Here is a nice diagram from the CS 188 slides that suddenly clarified particle filtering for me.

particle_filtering

Here, we assume we have one state variable, with nine possible realizations. (Or we could have two state variables, each with three realizations, etc.) We have ten particles, representing our estimate of the distribution \(P(X_t \mid E_{1:t})\). Now the goal will be to determine the table of \(P(X_{t+1} \mid E_{1:t+1})\) values. First, we transition, which means we move each of the ten particles over to their next realization and multiply accordingly. Then, we observe \(E_{t+1} = e_{t+1}\), and downscale the values, resulting in points of different sizes, which are a diagram notation for weights. Above, we assume that whatever \(e_{t+1}\) was, the \(P(e_{t+1} \mid X_t)\) probability is high for that spot at coordinate \((3,2)\), and lower as we gradually go away from that spot. The last step is to resample, so we are resampling based on the probability distribution of the weighted samples. So we get five samples in that \((3,2)\) block because \(3(.9)\) divided by the sum of the weights (note: there’s a typo on the slides) gives a “high” probability. Note now that we have “normal-sized” samples again.

At this point, we should ask ourselves why we even bother resampling. It’s not completely clear to me, but it has to do with how we constantly rescale the weights downwards. In general, it’s not a good idea to have such small weights, because then the more evidence we have, the more likely we will just have a bunch of zero-probability particles. In other words, most particles end up in low-likelihood places in the state space. Still, I don’t quite buy some of the textbook explanations on this because couldn’t we just perform the computations in log space?

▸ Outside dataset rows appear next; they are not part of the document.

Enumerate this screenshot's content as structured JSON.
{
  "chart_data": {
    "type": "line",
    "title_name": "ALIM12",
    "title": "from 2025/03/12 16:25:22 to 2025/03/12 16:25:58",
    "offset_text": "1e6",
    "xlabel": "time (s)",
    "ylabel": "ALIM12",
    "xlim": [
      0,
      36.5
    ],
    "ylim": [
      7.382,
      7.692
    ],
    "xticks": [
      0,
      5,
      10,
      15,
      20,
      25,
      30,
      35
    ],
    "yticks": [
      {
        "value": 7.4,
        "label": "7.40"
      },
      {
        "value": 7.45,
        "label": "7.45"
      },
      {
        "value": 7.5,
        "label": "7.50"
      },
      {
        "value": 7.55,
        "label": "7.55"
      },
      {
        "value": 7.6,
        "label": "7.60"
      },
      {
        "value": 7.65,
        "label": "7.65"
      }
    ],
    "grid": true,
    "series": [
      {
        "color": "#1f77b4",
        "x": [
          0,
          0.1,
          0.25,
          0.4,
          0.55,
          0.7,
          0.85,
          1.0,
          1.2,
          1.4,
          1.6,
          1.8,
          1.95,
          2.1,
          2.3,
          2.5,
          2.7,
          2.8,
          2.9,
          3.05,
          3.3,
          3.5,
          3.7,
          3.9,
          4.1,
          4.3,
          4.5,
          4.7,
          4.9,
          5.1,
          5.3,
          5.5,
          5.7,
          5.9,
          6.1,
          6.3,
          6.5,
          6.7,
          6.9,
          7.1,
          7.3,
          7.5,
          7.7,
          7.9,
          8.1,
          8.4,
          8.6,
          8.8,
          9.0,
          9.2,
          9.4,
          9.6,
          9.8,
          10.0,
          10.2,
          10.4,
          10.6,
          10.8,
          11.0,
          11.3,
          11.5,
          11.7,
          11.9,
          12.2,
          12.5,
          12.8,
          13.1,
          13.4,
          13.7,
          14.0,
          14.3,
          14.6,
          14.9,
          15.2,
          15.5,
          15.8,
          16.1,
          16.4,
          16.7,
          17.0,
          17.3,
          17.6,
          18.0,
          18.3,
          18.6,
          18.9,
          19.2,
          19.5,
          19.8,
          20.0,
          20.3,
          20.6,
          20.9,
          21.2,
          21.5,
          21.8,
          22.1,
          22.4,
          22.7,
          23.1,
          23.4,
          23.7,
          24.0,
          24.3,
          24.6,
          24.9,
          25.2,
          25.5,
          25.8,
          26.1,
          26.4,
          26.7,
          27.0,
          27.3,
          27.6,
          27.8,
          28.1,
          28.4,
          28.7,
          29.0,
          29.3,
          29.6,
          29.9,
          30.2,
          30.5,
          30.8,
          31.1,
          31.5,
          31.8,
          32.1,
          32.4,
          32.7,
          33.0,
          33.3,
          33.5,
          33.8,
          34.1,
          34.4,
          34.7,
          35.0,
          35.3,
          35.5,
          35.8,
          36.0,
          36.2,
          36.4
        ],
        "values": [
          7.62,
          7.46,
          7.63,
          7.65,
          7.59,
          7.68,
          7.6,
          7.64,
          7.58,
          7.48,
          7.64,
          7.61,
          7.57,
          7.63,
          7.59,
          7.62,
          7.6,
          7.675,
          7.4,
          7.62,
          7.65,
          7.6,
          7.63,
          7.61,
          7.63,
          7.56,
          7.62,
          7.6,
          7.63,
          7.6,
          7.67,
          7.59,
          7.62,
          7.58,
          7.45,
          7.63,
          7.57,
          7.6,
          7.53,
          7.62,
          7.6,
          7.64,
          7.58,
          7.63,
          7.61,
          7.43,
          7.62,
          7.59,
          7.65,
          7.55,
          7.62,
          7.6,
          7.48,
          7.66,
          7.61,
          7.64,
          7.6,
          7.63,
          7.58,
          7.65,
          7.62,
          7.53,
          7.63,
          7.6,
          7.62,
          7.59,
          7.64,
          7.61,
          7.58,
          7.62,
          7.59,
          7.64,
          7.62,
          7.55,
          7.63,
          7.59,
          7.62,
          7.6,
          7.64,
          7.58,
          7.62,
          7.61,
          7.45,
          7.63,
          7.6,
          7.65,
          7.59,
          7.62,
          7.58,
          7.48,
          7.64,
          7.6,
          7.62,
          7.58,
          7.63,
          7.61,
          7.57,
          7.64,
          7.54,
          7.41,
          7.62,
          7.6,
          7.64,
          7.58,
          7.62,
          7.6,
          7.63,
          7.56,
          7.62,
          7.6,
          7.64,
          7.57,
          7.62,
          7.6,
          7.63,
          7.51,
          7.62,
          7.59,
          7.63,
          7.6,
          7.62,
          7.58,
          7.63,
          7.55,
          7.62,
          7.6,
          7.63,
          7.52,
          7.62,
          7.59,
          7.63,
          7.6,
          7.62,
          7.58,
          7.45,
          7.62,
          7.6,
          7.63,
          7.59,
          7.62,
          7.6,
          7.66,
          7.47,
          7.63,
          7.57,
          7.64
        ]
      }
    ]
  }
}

  1. I know it says the words “DRAFT” there, because I copied these images from an online version of the book. However, I did buy a hard copy of the book, so I think it is fine for me to do this (i.e., not illegal). If I did not have that online version, I would have taken a picture of the book with a cell phone, but then the figure would not have been perfectly flat. 

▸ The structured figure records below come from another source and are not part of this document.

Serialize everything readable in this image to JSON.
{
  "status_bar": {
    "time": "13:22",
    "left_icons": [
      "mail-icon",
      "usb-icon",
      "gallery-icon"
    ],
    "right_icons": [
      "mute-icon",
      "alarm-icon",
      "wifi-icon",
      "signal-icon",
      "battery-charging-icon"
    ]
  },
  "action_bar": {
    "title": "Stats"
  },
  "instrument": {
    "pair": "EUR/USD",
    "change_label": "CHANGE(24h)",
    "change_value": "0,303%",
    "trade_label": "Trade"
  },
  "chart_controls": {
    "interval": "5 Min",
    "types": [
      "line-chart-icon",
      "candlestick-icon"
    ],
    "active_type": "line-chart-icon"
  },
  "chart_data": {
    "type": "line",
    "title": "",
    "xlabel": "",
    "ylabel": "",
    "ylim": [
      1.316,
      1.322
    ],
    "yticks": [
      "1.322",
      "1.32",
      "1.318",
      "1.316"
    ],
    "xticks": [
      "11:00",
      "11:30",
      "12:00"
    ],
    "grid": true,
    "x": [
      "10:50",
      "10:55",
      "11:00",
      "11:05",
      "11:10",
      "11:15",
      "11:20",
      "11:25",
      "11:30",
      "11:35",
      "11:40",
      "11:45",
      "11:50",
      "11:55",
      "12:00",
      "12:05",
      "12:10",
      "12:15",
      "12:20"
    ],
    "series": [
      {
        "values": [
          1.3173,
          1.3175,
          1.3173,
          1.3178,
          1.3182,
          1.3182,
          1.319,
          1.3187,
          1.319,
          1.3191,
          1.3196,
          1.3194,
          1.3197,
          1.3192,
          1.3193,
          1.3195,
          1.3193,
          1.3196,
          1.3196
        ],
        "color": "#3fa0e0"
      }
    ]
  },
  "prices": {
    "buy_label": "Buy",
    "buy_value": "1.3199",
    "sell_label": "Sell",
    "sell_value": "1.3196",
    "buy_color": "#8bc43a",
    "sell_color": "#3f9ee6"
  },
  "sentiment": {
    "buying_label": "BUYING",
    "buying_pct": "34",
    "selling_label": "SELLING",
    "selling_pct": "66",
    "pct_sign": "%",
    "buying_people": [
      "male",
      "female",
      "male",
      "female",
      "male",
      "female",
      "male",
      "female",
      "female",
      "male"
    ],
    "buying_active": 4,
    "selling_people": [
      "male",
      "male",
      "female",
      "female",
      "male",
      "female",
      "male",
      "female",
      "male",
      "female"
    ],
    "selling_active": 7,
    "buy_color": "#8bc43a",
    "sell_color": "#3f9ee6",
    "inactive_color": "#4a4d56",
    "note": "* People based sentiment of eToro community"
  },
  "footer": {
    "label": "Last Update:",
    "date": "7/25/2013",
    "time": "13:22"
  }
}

  2. In the EM chapter, Russell says that his forward-backward algorithm can be slightly modified for the EM case. 

  3. In other words, the variable elimination algorithm would be able to push the summation sign for those variables and isolate them to the right. They would sum up to one and thus are irrelevant. 

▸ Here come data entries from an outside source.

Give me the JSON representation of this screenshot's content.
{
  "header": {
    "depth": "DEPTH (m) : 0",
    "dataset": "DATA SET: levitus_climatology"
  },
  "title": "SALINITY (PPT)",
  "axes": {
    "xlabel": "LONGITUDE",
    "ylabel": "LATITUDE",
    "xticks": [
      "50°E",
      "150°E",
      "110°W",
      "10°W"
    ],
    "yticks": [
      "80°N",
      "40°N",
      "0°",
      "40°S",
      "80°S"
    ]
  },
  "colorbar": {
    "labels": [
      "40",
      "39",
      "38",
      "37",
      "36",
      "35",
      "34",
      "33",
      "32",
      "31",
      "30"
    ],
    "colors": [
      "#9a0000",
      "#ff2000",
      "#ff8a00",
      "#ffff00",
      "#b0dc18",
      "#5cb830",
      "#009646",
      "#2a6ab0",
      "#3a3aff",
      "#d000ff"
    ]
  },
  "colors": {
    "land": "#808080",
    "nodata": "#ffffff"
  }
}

  4. I apologize if this is not clear. I think the easiest way to understand this is that this is still normal variable elimination, so it suffers from the sample computational complexity problems. What makes this confusing is that we tend to have one hidden variable \(X_t\), but that hidden variable can actually taken on different realizations. But what is happening here (and which Russel and Norvig discuss in their book) is that our \(X_t\) variable represents a set of state variables. As the set increases in size, the process of summing out will require as many sums as there are state variables. At first, I thought the intractability came from how our one hidden variable could take on many values, but the intractability is actually when we have multiple hidden variables (and we would just use \(X_t\) as shorthand to represent all of them). But both views can be made compatible if we have one mega-variable that takes on values from each state variable into one realization. 

  5. I hope I’m thinking about this correctly. I think the issue is that when we sample, we assume we only know the CPTs, which only express node-parent relationships, so there is no notion of sampling in the “opposite direction” where we could sample a node based on the value of its children, even though those values do depend on each other according to the Bayes Ball algorithm.